Sueños.16.

Encantado de encontrarme nuevamente en el pueblo donde pasé los primeros años de infancia semiconsciente, iba resituando a las personas y sus familias por las calles y casas por donde caminaba. Muchas casas estaban abandonadas, otras reconstruidas, otras nuevas, pero la estructura de las calles, incluso algunos rincones, seguían siendo los mismos. Aquí estaba la panadería, allí la casa del barbero, siempre tan bien peinado y con sus largas patillas recortadas, más allá el antiguo y misterioso cementerio, justo detrás de la iglesia y pegado a la escalera por la que se subía a las escuelas parroquiales. Ensimismado en los recuerdos y tratando de poner nombre a las muchas caras que recordaba, vi pasar a mi lado a parte de una familia, cuya cabeza hablando al uso de la época, muy aficionado a los coches, por entonces poco comunes aún en las pequeñas poblaciones como La Aparecida, había muerto en un accidente junto a Antón el molinero en la curva del Rincón de Bonanza, regresando de Orihuela. Seguramente el exceso de velocidad les hizo salirse de la carretera y ambos murieron. Aún recuerdo vagamente el misterioso lugar donde se encontraba el molino con varias alturas y sus estancias blanquecinas llenas de sacos, algunos agujereados, por donde el trigo iba formando pequeños montoncitos, y las historias que se contaban sobre la práctica de sisar en los molinos, como luego tendría ocasión de comprobar en algunas lecturas como la famosísima del Lazarillo de Tormes donde se cuenta que sus padres, para poder alimentarlo, se veían obligados a aligerar el peso de los sacos. Murieron, digo, el molinero y el Serranico, padre de la familia que pasaba a mi lado. Las dos hijas mayores, alumnas de mi madre en las escuelas parroquiales, estudiaron Magisterio y una de ellas se casó con alguien del otro lado de la montaña, de Pinoso, donde se fue a vivir. La otra se quedó por la zona, en las proximidades de Orihuela. Había además dos chicos que se dedicaron a negocios de coches y una pequeña a la que encontré este verano en un bar junto al mar en la playa de Lo Ferrís, uno de los pocos enclaves que aún conserva el aire de tiempos anteriores a la locura urbanizadora que ha levantado cemento a lo largo de estas costas.

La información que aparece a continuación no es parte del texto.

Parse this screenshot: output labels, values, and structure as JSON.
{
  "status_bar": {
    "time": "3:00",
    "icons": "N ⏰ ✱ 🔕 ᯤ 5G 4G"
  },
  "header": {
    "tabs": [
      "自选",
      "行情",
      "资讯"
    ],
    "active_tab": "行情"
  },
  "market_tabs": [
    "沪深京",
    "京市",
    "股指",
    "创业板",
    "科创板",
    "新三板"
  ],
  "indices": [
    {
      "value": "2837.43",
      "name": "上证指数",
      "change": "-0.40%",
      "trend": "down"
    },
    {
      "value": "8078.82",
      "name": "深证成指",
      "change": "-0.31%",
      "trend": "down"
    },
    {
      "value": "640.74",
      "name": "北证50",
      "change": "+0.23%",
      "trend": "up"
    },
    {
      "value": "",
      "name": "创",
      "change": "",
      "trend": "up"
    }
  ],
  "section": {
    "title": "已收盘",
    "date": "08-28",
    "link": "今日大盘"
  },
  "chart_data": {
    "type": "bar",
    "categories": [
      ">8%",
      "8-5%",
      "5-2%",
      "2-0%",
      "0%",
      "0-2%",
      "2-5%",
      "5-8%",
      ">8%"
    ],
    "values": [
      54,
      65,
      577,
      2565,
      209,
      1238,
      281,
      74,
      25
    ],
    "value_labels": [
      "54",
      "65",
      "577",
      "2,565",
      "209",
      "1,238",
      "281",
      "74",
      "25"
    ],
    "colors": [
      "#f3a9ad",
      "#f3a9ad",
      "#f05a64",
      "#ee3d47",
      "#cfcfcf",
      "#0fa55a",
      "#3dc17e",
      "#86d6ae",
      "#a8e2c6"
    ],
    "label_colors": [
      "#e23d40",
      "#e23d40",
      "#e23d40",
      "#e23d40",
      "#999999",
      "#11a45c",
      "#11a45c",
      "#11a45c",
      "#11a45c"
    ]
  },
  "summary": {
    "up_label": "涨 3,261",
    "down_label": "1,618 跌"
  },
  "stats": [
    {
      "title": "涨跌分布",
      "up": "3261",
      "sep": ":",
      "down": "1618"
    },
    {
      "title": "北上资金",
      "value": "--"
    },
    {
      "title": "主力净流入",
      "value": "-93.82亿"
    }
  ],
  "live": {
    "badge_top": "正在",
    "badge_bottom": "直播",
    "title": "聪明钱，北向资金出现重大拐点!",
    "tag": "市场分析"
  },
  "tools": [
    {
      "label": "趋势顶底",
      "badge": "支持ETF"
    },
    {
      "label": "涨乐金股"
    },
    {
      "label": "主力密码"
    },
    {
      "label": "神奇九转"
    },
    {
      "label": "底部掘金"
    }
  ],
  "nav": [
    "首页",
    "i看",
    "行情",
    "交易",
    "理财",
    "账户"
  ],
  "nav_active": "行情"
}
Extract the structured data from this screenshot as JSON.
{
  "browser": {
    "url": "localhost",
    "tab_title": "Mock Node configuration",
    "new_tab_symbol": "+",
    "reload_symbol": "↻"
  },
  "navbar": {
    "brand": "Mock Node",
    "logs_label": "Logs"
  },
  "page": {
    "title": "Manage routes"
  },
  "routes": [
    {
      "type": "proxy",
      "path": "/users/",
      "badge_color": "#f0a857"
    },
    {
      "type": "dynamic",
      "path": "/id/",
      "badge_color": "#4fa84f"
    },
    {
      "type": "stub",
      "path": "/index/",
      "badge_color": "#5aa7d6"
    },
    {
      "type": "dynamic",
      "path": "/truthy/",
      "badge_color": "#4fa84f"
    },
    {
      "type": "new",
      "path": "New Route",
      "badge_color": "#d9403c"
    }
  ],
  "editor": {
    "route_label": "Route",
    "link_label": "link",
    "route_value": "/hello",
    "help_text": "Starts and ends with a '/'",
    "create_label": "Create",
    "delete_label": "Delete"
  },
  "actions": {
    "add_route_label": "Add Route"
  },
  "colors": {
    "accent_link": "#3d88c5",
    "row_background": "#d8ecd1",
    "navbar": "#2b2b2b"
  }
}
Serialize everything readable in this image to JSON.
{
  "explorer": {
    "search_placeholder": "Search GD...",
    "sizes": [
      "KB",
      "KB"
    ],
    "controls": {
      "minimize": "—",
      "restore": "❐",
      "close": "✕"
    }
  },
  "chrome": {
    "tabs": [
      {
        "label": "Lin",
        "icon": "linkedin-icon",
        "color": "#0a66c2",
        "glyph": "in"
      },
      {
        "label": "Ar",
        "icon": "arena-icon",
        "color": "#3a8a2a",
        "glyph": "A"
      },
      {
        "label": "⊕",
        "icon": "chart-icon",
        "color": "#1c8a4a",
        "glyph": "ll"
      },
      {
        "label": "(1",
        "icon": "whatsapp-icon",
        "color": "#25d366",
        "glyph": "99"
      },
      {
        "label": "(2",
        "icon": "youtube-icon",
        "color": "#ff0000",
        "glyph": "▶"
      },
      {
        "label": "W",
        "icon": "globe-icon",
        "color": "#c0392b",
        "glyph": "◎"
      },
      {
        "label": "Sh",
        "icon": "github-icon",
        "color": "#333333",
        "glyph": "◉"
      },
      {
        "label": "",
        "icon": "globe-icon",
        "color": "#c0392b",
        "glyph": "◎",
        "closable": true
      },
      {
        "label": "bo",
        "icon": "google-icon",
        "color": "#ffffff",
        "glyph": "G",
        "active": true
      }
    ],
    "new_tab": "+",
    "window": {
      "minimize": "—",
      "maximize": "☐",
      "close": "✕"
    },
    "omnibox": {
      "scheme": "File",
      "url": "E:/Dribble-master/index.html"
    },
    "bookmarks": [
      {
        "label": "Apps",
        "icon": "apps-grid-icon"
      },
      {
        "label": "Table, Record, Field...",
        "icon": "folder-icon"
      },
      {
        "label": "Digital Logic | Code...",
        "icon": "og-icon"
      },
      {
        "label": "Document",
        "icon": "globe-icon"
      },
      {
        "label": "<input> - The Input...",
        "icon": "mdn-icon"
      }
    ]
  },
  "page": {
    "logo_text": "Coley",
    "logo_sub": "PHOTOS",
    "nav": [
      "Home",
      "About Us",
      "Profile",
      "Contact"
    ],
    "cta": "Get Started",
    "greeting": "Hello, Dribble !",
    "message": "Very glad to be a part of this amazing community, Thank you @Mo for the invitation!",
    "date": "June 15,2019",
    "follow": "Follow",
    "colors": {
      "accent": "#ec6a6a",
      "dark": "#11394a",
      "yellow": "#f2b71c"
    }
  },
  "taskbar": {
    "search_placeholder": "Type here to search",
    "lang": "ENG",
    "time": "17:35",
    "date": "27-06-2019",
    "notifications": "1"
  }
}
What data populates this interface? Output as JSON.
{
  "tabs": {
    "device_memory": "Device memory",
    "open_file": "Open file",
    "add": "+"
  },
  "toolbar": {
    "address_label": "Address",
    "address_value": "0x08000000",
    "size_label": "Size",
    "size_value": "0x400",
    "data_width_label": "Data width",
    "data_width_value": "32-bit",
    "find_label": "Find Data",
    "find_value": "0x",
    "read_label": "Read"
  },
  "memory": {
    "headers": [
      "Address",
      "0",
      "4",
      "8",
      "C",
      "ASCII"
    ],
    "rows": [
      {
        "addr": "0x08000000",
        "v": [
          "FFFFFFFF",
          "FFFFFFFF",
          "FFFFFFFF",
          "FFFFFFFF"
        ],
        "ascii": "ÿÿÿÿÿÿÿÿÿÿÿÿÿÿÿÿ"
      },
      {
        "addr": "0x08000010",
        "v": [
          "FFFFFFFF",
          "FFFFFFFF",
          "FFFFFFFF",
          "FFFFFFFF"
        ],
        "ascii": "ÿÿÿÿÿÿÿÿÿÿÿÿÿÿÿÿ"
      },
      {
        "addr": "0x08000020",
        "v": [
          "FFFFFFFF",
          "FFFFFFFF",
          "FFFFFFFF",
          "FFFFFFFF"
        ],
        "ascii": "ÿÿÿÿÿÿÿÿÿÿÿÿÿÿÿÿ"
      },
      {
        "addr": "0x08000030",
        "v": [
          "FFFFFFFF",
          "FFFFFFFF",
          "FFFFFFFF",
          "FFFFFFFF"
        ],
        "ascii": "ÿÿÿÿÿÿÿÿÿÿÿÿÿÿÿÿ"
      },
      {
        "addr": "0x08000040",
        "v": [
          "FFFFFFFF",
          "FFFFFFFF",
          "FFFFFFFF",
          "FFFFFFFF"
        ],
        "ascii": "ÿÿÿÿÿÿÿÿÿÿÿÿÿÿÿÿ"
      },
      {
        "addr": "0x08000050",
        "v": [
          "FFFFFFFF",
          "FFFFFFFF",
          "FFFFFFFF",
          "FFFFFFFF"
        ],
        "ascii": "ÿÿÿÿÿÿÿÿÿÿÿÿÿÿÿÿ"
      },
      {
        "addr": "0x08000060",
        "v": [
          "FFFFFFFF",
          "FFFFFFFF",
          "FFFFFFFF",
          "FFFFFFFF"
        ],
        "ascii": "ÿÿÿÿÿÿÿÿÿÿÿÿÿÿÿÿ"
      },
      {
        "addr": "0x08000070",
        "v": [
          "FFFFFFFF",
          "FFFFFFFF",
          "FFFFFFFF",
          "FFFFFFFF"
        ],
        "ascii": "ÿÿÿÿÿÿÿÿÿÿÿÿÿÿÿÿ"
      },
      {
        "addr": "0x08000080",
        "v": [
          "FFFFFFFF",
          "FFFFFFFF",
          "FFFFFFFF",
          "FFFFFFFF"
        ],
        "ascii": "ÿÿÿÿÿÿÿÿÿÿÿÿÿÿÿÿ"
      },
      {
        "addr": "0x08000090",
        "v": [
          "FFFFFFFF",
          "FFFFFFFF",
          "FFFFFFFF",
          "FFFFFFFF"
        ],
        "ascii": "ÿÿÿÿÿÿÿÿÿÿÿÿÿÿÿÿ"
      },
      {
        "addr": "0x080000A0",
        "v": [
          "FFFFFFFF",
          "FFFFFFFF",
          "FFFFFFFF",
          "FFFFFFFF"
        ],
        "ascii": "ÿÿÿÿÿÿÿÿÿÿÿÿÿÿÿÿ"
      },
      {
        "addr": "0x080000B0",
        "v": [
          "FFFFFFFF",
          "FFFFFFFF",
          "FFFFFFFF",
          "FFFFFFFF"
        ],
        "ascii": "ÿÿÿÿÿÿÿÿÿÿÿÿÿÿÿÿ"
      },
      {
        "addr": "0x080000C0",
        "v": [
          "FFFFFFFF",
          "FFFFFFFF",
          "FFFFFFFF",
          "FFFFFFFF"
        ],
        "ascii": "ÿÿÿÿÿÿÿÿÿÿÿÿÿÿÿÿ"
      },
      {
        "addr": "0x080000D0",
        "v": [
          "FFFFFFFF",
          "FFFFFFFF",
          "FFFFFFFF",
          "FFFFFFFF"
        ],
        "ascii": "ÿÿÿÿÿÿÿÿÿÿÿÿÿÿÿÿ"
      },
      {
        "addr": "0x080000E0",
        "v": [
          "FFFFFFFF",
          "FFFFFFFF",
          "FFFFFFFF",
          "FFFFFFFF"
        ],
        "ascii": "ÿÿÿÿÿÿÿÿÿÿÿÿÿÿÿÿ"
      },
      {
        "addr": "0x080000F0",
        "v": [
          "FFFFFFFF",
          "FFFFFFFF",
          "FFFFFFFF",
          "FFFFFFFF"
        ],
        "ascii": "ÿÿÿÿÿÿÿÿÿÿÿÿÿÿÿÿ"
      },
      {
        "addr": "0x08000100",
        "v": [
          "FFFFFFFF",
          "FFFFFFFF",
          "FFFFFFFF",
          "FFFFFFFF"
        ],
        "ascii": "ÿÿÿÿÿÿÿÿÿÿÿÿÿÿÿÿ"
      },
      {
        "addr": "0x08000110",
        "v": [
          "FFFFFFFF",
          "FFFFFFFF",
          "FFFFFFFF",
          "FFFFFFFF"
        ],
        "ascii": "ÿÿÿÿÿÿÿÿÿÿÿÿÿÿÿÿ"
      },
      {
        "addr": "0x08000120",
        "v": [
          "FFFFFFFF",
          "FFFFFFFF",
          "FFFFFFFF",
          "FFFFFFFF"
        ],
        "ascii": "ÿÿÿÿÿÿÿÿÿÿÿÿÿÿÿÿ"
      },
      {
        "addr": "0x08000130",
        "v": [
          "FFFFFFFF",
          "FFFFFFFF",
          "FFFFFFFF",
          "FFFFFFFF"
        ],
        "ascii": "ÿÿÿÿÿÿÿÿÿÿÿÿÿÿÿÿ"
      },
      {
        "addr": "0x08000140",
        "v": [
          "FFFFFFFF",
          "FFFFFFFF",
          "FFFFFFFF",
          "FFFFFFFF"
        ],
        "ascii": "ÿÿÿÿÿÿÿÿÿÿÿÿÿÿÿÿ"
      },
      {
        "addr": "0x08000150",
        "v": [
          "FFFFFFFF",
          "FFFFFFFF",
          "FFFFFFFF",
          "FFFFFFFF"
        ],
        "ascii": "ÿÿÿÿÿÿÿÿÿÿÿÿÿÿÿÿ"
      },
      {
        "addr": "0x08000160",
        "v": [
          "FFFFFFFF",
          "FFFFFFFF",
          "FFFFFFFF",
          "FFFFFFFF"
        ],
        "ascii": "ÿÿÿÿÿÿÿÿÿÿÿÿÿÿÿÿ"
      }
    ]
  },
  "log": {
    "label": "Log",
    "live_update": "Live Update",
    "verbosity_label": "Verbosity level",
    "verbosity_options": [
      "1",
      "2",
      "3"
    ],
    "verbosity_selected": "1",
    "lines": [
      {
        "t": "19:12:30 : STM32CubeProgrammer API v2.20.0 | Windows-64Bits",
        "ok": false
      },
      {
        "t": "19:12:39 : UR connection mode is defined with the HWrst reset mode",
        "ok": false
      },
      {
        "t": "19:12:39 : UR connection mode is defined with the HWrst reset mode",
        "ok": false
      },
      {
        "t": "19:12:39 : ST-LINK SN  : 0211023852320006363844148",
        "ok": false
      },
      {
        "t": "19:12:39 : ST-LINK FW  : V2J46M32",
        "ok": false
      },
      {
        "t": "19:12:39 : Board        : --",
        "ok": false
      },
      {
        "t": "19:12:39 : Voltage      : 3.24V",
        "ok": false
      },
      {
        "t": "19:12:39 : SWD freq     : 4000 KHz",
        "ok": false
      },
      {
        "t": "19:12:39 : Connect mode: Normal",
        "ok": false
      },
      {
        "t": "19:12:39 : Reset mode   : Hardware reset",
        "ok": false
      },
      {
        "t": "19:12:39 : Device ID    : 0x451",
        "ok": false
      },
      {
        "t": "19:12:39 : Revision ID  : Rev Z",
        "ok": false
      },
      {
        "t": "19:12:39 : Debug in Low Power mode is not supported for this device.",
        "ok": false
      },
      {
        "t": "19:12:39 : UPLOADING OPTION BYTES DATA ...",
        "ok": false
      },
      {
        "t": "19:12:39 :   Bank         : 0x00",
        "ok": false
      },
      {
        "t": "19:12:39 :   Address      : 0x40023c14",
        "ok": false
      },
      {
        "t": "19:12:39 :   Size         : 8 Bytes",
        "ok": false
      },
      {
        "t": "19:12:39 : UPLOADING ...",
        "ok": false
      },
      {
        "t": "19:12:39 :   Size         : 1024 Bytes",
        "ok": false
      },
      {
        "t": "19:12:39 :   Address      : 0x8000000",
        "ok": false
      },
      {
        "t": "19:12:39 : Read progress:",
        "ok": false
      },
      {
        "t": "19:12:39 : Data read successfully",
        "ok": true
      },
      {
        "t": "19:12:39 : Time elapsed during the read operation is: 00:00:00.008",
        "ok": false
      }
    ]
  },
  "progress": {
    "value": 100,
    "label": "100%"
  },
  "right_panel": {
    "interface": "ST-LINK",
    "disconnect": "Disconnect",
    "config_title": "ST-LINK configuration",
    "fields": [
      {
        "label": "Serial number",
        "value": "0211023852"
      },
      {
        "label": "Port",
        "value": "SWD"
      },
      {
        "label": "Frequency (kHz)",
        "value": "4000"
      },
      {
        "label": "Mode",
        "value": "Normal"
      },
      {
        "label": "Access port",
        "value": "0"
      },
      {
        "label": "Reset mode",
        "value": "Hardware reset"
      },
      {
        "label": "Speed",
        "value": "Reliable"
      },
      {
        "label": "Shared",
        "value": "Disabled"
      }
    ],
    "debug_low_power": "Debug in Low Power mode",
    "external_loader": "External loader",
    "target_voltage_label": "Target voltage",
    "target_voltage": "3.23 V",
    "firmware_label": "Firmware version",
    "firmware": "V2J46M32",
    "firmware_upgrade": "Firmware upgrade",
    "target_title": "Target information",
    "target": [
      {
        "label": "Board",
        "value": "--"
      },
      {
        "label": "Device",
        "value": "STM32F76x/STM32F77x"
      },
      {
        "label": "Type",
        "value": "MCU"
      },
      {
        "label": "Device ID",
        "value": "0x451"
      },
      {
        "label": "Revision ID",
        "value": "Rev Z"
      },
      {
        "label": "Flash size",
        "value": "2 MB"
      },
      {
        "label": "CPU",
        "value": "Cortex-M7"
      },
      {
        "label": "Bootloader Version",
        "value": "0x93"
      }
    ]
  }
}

Iban las hermanas, los chicos no aparecían, protegiendo una alpargata que se desplazaba por el suelo entre ellas. Cuando me paré a saludarlas, las tres se agacharon para recoger del suelo la alpargata y dirigiéndose a ella le dijeron: —¿Sabes quién es este chico, mamá?—Pues claro que sé quién es. El hijo de doña Rosita y don Antonio. Tanto la voz como la cara provenían de la alpargata que habían levantado desde el suelo.Las besé a todas, también a la alpargata en cuyo frontal o empeine aparecía la cara de la madre, perfectamente reconocible. Si te abstraías del resto parecía una cara normal, aunque pequeña, con unos ojos expresivos y la boca de la que salían sonidos como de cualquier otra. Eso sí, necesitaba del apoyo de una mano para mantenerse a la altura del interlocutor y no caer al suelo, lugar que parecía ocupar habitualmente con total normalidad, como el resto de calzado que se desplaza a ras de tierra. La mayor sorpresa para mí fue no sentirme sorprendido por aquella circunstancia tan sorprendente. Iba interiorizando como absolutamente normal algo tan insólito como que una persona pudiera ejercer de tal, reducida a alpargata. Porque claro, también es poco frecuente que nieve por estas tierras y recuerdo que siendo yo un niño de 5 ó 6 años, hubo una gran nevada no ya solo en las montañas que protegen el pueblo por su espalda sino en la calle, por los tejados de las casas y por la carretera, hasta los olivos agachaban sus ramas por el peso de la nieve. Aquella nevada que debi ócaer hacia el año 1953 no volvió a repetirse hasta el mes de Enero de 2006, coincidiendo con el lanzamiento de las cenizas de mi amigo Alfredo en la sierra de Orihuela, bajo los restos del castillo y junto al seminario, balcón desde el que se domina la ciudad y la vega del Segura hasta el mar. Pero por muy rara que sea la nieve por esta tierra no vas a comparar su excepcionalidad con la de una alpargata hecha persona o una persona convertida en alpargata.